26 maart
Nog 281 dagen te gaan…
Het hol van Paria
00.15 uur
Ik voelde me een beetje onnozel toen ik op de achterwand van de oude archiefkast stond te kloppen, maar het was donker en op het verlaten spoorwegemplacement was niemand te bekennen. Ik wist niet of Paria het erg vond dat ik na middernacht op zijn kast stond te bonken, maar ik wilde hem een voorstel doen.
Toen bedacht ik me dat hij natuurlijk nooit zou opendoen als hij niet wist wie er klopte, dus siste ik door de kier: ‘Paria! Ik ben het, Cal. Ik wil met je praten over een klus.’
Het bleef lang stil. Misschien was hij er niet. Toen hoorde ik zijn stem.
‘Wat voor klus?’
‘Iets waarvan ik denk dat het je zal interesseren.’
‘Weet je zeker dat je niemand bij je hebt?’
‘Ik ben alleen.’ Ik stond te trillen van de zenuwen; hij móést me binnenlaten.
‘Kun je het niet door de deur heen vertellen?’
‘Ik wil een deal met je maken. Ik heb hulp nodig om ergens binnen te komen, maar dat zou nog wel eens lastig kunnen zijn. En jij was vroeger een vechtkampioen.’

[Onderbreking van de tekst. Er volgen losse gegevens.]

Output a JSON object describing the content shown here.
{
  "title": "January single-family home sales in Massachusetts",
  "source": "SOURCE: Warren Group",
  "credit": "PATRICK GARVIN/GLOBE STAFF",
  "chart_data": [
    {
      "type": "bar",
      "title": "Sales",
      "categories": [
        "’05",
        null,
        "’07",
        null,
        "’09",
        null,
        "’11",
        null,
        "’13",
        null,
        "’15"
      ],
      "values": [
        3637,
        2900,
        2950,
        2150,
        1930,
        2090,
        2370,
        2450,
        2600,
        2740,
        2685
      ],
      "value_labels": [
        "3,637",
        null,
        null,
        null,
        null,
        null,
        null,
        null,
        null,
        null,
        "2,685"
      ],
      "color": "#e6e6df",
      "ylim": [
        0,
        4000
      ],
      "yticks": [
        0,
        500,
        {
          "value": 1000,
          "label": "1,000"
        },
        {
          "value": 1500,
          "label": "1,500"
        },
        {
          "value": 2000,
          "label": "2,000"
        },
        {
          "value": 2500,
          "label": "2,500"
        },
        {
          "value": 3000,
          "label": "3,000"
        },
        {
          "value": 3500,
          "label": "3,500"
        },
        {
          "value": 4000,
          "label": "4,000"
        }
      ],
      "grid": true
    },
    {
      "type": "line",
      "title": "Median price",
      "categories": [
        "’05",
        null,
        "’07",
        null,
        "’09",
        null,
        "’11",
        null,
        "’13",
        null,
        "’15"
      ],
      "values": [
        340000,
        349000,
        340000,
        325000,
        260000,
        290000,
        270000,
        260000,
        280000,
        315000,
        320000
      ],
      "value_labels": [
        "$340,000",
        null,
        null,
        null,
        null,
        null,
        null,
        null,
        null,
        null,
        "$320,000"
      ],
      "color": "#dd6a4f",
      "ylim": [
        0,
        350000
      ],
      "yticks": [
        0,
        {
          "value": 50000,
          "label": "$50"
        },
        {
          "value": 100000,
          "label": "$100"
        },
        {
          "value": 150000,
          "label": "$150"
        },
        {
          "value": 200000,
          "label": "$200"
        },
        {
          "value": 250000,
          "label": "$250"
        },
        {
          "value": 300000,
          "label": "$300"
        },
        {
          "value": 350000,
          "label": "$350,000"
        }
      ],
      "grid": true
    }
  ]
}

Ik hoorde hem zijn keel schrapen. ‘Dat klopt. Dat was ik.’
‘Laat me alsjeblieft binnen,’ smeekte ik. ‘Ik wil zaken met je doen.’
Weer bleef het lang stil.
‘Hé,’ zei ik. ‘Ik heb geld…’
Even later hoorde ik hem de zware kast die aan de andere kant stond opzijschuiven.
De achterwand van de archiefkast draaide en Paria’s smalle gezicht verscheen. ‘Kom binnen, beste jongen. Waarom zei je dat niet meteen?’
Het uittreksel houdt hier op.